The morphological characteristics of the synthesized nano-COM are shown in Figure 1C. Through Nano measure analysis (Figure 1D), the size was determined to be 86.34 ± 4.39 nm. The crystals exhibit an irregular rhombohedral morphology, with noticeable aggregation attributed to their elevated surface energy.
Fluorescent labeling of nano-COM was executed utilizing FITC. The crystal morphology subsequent to labeling remained consistent with its pre-labeling state (Figure 1E,F). Notably, the labeled nano-COM crystals emitted a vivid green fluorescence. The fluorescently labeled crystals were quantified using flow cytometry, demonstrating a successful labeling rate of 91.9% (Figure 1G,H).

2.2. Cytotoxic and Protective Effects of Polysaccharides

Figure 2A shows the cytotoxic effects of varying concentrations of DLP and SDLP on HK-2 cells. The findings reveal that following a 24-h co-culture of cells with DLP and SDLP at concentrations of 10, 30, 60, and 90 μg/mL, the cell viability within each group increased notably, even surpassing the levels of the normal control group by up to 122.26 ± 4.31%. This observation underscores that both DLP and SDLP, within the examined concentration spectrum, do not exhibit toxicity toward HK-2 cells.
Figure 2B shows the protective effects of different DLP and SDLP concentrations (10, 30, 60, and 90 μg/mL) on HK-2 cells. The nano-COM injury group showed 59.74% cell viability, whereas the cell viability of the polysaccharide protection group (65.87–98.19%) was significantly higher than that of the injury group, and the optimal protective concentrations of DLP and SDLP were 60 μg/mL when the cell viability values reached the maximum. At the same concentration, the cell viability of the SDLP-protected group was greater than that of the DLP group.

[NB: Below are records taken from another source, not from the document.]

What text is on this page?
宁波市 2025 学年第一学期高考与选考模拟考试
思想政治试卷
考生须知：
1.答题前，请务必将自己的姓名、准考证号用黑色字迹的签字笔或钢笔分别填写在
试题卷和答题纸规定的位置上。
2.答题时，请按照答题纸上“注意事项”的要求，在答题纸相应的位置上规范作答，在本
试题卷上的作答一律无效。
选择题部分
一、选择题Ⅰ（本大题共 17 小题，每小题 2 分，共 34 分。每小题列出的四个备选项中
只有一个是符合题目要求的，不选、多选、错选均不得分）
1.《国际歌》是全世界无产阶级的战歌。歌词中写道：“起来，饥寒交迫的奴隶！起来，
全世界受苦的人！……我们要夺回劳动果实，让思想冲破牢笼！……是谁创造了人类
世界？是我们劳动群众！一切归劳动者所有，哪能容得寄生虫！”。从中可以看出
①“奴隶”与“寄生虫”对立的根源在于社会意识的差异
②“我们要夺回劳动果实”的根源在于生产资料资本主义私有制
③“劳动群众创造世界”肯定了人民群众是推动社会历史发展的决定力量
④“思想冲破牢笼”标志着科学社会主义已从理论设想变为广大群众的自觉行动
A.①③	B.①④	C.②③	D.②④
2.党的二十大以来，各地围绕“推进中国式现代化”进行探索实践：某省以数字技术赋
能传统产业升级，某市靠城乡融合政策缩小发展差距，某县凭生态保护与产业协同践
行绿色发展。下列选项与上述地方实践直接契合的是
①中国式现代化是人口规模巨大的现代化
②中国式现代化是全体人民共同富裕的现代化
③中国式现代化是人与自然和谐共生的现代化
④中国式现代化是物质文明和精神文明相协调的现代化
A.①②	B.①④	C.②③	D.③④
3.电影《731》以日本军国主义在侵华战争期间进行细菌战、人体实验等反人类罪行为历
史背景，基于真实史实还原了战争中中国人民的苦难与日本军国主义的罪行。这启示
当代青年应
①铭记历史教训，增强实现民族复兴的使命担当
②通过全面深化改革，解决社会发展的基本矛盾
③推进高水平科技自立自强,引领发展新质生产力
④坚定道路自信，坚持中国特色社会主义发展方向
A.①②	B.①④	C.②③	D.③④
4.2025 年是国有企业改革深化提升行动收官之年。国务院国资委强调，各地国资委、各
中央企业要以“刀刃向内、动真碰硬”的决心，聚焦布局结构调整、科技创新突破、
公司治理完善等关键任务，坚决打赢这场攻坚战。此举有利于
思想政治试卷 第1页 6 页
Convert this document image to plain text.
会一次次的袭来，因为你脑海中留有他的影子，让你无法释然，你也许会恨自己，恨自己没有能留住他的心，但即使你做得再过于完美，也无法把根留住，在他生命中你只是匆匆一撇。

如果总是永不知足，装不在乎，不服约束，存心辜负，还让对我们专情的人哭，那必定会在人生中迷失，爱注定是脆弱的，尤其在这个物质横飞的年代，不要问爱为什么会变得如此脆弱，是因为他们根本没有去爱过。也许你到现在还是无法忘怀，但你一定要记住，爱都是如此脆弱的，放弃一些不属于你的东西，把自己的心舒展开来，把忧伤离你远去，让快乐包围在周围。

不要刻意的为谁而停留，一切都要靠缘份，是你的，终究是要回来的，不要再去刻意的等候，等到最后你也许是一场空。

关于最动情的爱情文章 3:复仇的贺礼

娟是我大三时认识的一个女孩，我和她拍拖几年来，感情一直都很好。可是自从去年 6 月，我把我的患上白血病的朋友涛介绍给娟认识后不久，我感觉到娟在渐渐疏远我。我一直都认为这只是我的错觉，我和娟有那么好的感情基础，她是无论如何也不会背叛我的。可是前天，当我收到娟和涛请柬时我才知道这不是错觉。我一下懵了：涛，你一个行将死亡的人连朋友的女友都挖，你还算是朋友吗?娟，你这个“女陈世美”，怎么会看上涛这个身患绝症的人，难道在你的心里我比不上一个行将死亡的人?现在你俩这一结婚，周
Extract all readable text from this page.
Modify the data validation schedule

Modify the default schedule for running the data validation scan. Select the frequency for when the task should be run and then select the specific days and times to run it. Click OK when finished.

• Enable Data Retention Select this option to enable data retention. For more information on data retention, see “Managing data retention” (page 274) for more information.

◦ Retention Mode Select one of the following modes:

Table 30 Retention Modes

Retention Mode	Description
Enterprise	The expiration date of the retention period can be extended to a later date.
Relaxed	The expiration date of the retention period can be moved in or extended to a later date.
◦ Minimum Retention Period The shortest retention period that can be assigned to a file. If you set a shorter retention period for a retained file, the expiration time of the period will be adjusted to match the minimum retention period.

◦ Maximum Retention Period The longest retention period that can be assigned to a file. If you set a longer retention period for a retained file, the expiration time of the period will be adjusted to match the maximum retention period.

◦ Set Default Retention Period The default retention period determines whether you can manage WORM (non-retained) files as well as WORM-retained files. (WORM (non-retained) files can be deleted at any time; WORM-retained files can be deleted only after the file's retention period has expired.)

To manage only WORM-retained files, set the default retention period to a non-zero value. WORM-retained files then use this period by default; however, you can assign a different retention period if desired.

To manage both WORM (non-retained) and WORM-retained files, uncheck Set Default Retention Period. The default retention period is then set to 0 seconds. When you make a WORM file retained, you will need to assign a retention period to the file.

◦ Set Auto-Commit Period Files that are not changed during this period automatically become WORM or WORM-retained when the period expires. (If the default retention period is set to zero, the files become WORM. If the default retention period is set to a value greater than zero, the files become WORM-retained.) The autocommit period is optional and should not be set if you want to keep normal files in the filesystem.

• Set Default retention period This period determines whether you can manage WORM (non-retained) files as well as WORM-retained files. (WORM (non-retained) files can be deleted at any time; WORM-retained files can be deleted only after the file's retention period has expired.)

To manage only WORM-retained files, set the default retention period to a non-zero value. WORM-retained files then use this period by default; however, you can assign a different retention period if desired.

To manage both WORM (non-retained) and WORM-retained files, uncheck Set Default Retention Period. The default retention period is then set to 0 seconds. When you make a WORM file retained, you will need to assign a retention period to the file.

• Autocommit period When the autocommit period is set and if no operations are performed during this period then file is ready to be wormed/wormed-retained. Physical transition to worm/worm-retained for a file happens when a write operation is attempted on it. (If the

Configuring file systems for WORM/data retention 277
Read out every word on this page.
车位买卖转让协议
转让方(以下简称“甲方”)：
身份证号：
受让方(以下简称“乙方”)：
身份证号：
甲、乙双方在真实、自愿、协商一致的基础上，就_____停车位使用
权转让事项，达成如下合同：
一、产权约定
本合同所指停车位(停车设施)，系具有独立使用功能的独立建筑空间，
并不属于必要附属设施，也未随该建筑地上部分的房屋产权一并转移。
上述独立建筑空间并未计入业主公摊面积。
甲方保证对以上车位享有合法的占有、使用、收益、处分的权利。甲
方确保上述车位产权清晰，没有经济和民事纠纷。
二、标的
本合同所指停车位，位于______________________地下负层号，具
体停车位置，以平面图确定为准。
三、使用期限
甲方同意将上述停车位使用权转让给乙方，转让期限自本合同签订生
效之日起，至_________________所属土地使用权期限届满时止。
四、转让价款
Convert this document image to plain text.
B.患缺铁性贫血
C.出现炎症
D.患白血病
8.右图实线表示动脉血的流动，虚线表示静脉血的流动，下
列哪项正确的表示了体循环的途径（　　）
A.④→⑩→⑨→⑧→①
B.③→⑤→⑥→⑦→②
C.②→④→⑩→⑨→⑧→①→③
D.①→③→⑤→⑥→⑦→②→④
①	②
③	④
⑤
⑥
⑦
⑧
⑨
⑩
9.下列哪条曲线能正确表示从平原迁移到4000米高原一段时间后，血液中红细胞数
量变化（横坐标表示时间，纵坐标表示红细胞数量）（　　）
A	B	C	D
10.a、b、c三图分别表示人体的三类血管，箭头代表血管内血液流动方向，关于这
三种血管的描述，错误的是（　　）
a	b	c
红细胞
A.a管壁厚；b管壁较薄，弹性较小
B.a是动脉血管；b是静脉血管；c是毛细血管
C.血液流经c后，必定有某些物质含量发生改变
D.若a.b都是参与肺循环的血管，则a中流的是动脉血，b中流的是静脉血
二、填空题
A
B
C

2.3. Reduction in Cellular ROS Levels by Polysaccharides

Figure 3 shows the changes in cellular ROS in HK-2 cells before and after protection by different DLP and SDLP concentrations. Compared with the control cells, the green fluorescence intensity of the nano-COM damaged group was significantly enhanced (Figure 3A). Under the protection of DLP or SDLP, the green fluorescence intensity of cells was weakened, that is, the ROS level was reduced. Quantitative tests show that the ROS level in cells of the nano-COM-treated group was significantly increased (149.69 ± 1.07%) compared with the normal control group (relative intensity: 100 ± 2.28%) (Figure 3B). In contrast, ROS levels were significantly decreased in the cells of SDLP compared to the DLP-protected group, and the SDLP group exhibited lower ROS levels than the DLP group.

2.4. Polysaccharides Reduce Mitochondrial Permeability Transition pore (mPTP) Opening Levels

The mPTP opening of each group of cells was observed using laser confocal microscopy (Figure 4A). The mitochondria of cells in the normal group demonstrated strong green fluorescence distributed around the nucleus, indicating that the mitochondrial membrane permeability transition pore was at a low opening degree. In contrast, cells in the nano-COM damage group emitted weak and dispersed green fluorescence, indicating that the mPTP was opened. The mPTP opening was inhibited and the mitochondrial green fluorescence in each polysaccharide-protected group was enhanced (Figure 4B), and the order of their fluorescence intensity was: NC > SDLP > DLP > DC, indicating a concentration effect in all of them.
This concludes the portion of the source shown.